Огромные накопленные им знания погибли безвозвратно. Не сбылась его мечта — нисколько не постыдная — увидеть свое имя рядом с именами Гиббона и Моммзена.
Память о нем хранят немногие друзья, которых с годами, увы, становится все меньше, а миру он после смерти неизвестен так же, как был неизвестен при жизни.

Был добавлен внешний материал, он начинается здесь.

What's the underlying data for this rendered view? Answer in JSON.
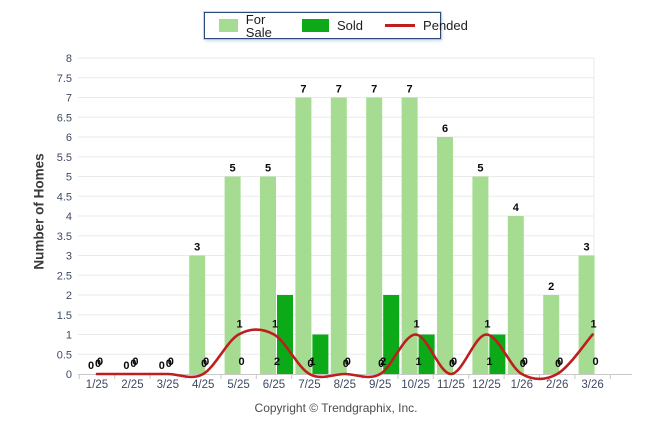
{
  "legend": {
    "items": [
      {
        "label": "For Sale",
        "type": "swatch",
        "color": "#A5DC91"
      },
      {
        "label": "Sold",
        "type": "swatch",
        "color": "#0CA919"
      },
      {
        "label": "Pended",
        "type": "line",
        "color": "#BE1E1E"
      }
    ]
  },
  "ylabel": "Number of Homes",
  "copyright": "Copyright © Trendgraphix, Inc.",
  "chart_data": {
    "type": "bar",
    "subtype": "grouped-bars-with-smoothed-line",
    "categories": [
      "1/25",
      "2/25",
      "3/25",
      "4/25",
      "5/25",
      "6/25",
      "7/25",
      "8/25",
      "9/25",
      "10/25",
      "11/25",
      "12/25",
      "1/26",
      "2/26",
      "3/26"
    ],
    "series": [
      {
        "name": "For Sale",
        "type": "bar",
        "color": "#A5DC91",
        "values": [
          0,
          0,
          0,
          3,
          5,
          5,
          7,
          7,
          7,
          7,
          6,
          5,
          4,
          2,
          3
        ]
      },
      {
        "name": "Sold",
        "type": "bar",
        "color": "#0CA919",
        "values": [
          0,
          0,
          0,
          0,
          0,
          2,
          1,
          0,
          2,
          1,
          0,
          1,
          0,
          0,
          0
        ]
      },
      {
        "name": "Pended",
        "type": "line",
        "color": "#BE1E1E",
        "values": [
          0,
          0,
          0,
          0,
          1,
          1,
          0,
          0,
          0,
          1,
          0,
          1,
          0,
          0,
          1
        ]
      }
    ],
    "title": "",
    "xlabel": "",
    "ylabel": "Number of Homes",
    "ylim": [
      0,
      8
    ],
    "ytick_step": 0.5,
    "grid": true,
    "value_labels": true,
    "legend_position": "top-center",
    "colors": {
      "grid": "#EAEAEA",
      "axis": "#C8C8C8",
      "tick_labels": "#3D4A63",
      "value_labels": "#0a0a0a"
    }
  }
}
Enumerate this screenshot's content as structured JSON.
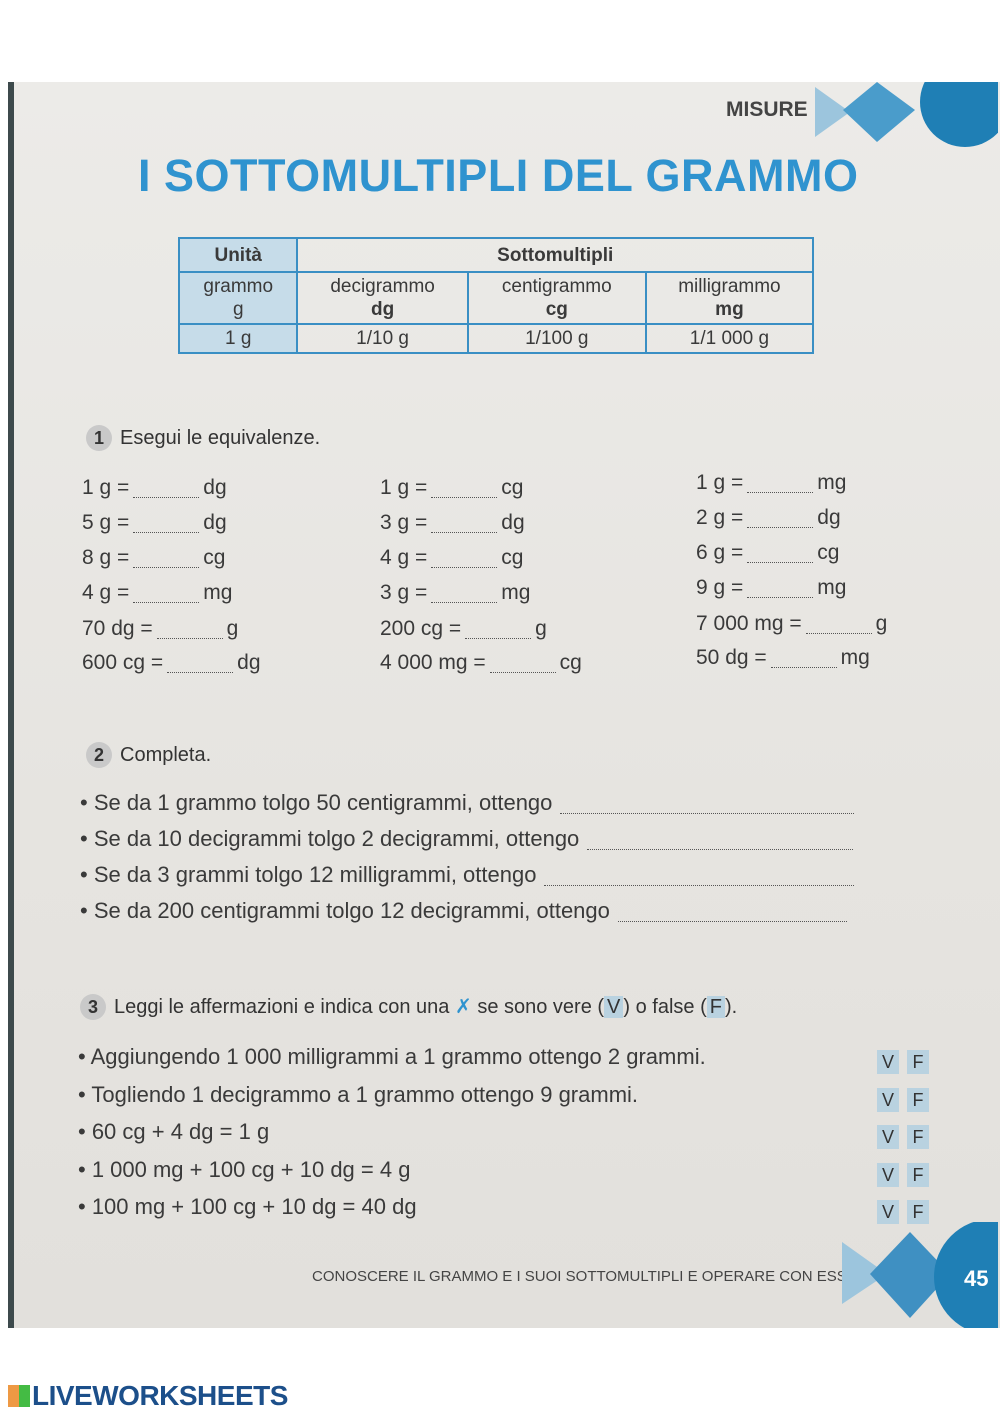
{
  "header": {
    "section": "MISURE",
    "title": "I SOTTOMULTIPLI DEL GRAMMO",
    "accent": "#2f93cf"
  },
  "table": {
    "head": [
      "Unità",
      "Sottomultipli"
    ],
    "units": [
      {
        "name": "grammo",
        "sym": "g",
        "value": "1 g"
      },
      {
        "name": "decigrammo",
        "sym": "dg",
        "value": "1/10 g"
      },
      {
        "name": "centigrammo",
        "sym": "cg",
        "value": "1/100 g"
      },
      {
        "name": "milligrammo",
        "sym": "mg",
        "value": "1/1 000 g"
      }
    ]
  },
  "ex1": {
    "num": "1",
    "title": "Esegui le equivalenze.",
    "cols": [
      [
        [
          "1 g =",
          "dg"
        ],
        [
          "5 g =",
          "dg"
        ],
        [
          "8 g =",
          "cg"
        ],
        [
          "4 g =",
          "mg"
        ],
        [
          "70 dg =",
          "g"
        ],
        [
          "600 cg =",
          "dg"
        ]
      ],
      [
        [
          "1 g =",
          "cg"
        ],
        [
          "3 g =",
          "dg"
        ],
        [
          "4 g =",
          "cg"
        ],
        [
          "3 g =",
          "mg"
        ],
        [
          "200 cg =",
          "g"
        ],
        [
          "4 000 mg =",
          "cg"
        ]
      ],
      [
        [
          "1 g =",
          "mg"
        ],
        [
          "2 g =",
          "dg"
        ],
        [
          "6 g =",
          "cg"
        ],
        [
          "9 g =",
          "mg"
        ],
        [
          "7 000 mg =",
          "g"
        ],
        [
          "50 dg =",
          "mg"
        ]
      ]
    ]
  },
  "ex2": {
    "num": "2",
    "title": "Completa.",
    "items": [
      "• Se da 1 grammo tolgo 50 centigrammi, ottengo",
      "• Se da 10 decigrammi tolgo 2 decigrammi, ottengo",
      "• Se da 3 grammi tolgo 12 milligrammi, ottengo",
      "• Se da 200 centigrammi tolgo 12 decigrammi, ottengo"
    ]
  },
  "ex3": {
    "num": "3",
    "title_a": "Leggi le affermazioni e indica con una",
    "x": "✗",
    "title_b": "se sono vere (",
    "v": "V",
    "title_c": ") o false (",
    "f": "F",
    "title_d": ").",
    "items": [
      "• Aggiungendo 1 000 milligrammi a 1 grammo ottengo 2 grammi.",
      "• Togliendo 1 decigrammo a 1 grammo ottengo 9 grammi.",
      "• 60 cg + 4 dg = 1 g",
      "• 1 000 mg + 100 cg + 10 dg = 4 g",
      "• 100 mg + 100 cg + 10 dg = 40 dg"
    ]
  },
  "footer": {
    "text": "CONOSCERE IL GRAMMO E I SUOI SOTTOMULTIPLI E OPERARE CON ESSI",
    "page": "45"
  },
  "brand": {
    "logo": "LIVEWORKSHEETS"
  }
}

И все же, на мой взгляд, он прожил счастливую жизнь. Картина ее прекрасна и законченна. Он сделал то, что хотел, и умер, когда желанный берег был уже близок, так и не изведав горечи достигнутой цели.
РОВНО ДЮЖИНА
Я люблю Элсом. Этот приморский городок на юге Англии, неподалеку от Брайтона, тоже хранит обаяние эпохи последнего Георга, но там, в отличие от Брайтона, нет ни многолюдья, ни показного блеска. Лет десять назад, когда мне случалось туда наезжать, там еще можно было увидеть какой-нибудь старый дом, основательный и не без претензий (подобный разорившейся дворянке, которая скромно кичится своей родословной, но это вас не раздражает, а только кажется забавным), построенный в царствование «первого джентльмена Европы» и, вполне возможно, служивший пристанищем какому-нибудь опальному царедворцу. Главная улица не лишена была томной жеманности, автомобиль единственного в городке врача выглядел на ней как-то не у места. Хозяйки там хозяйничали не спеша. Они судачили с мясником, пока он, под их внимательным взглядом, отрубал кусок вырезки от большой бараньей туши, и справлялись у бакалейщика о самочувствии его жены, пока он укладывал им в веревочную сумку полфунта чая и пакетик соли. Я не знаю, был ли когда-нибудь Элсом модным курортом: в мое время он таковым, безусловно, не был, но слыл респектабельным и дешевым. Там жили немолодые дамы, как девицы, так и вдовы. Жили отставные военные и чиновники, отслужившие в Индии, и все они не без трепета ожидали августа, когда начинался наплыв отпускников, однако же не прочь были сдать им дом, а на вырученные деньги пожить несколько недель светской жизнью в каком-нибудь пансионе в Швейцарии. Я ни разу не видел Элсом в ту горячечную пору, когда все меблированные комнаты были сданы и по набережной разгуливали мужчины в ярких куртках, когда на пляже давали представления бродячие актеры, а в гостинице «Дельфин» до одиннадцати часов вечера слышался стук бильярдных шаров. Я бывал там только зимой. Тогда на набережной во всех оштукатуренных, столетней давности домах с окнами фонарем белели записочки о сдаче комнат, а постояльцев «Дельфина» обслуживали один-единственный официант и коридорный. В десять часов в курительную являлся швейцар и смотрел на вас так выразительно, что вам ничего не оставалось, как только встать и отправиться к себе в номер спать. Элсом в то время располагал к покою, а «Дельфин» был очень удобной гостиницей. Приятно было думать, что к ее крыльцу не раз подкатывал принц-регент с миссис Фицгерберт — выпить чаю в ресторане. В холле висело под стеклом письмо от мистера Теккерея с просьбой оставить за ним гостиную и две спальни с видом на море и в такой-то день выслать на станцию пролетку встретить его.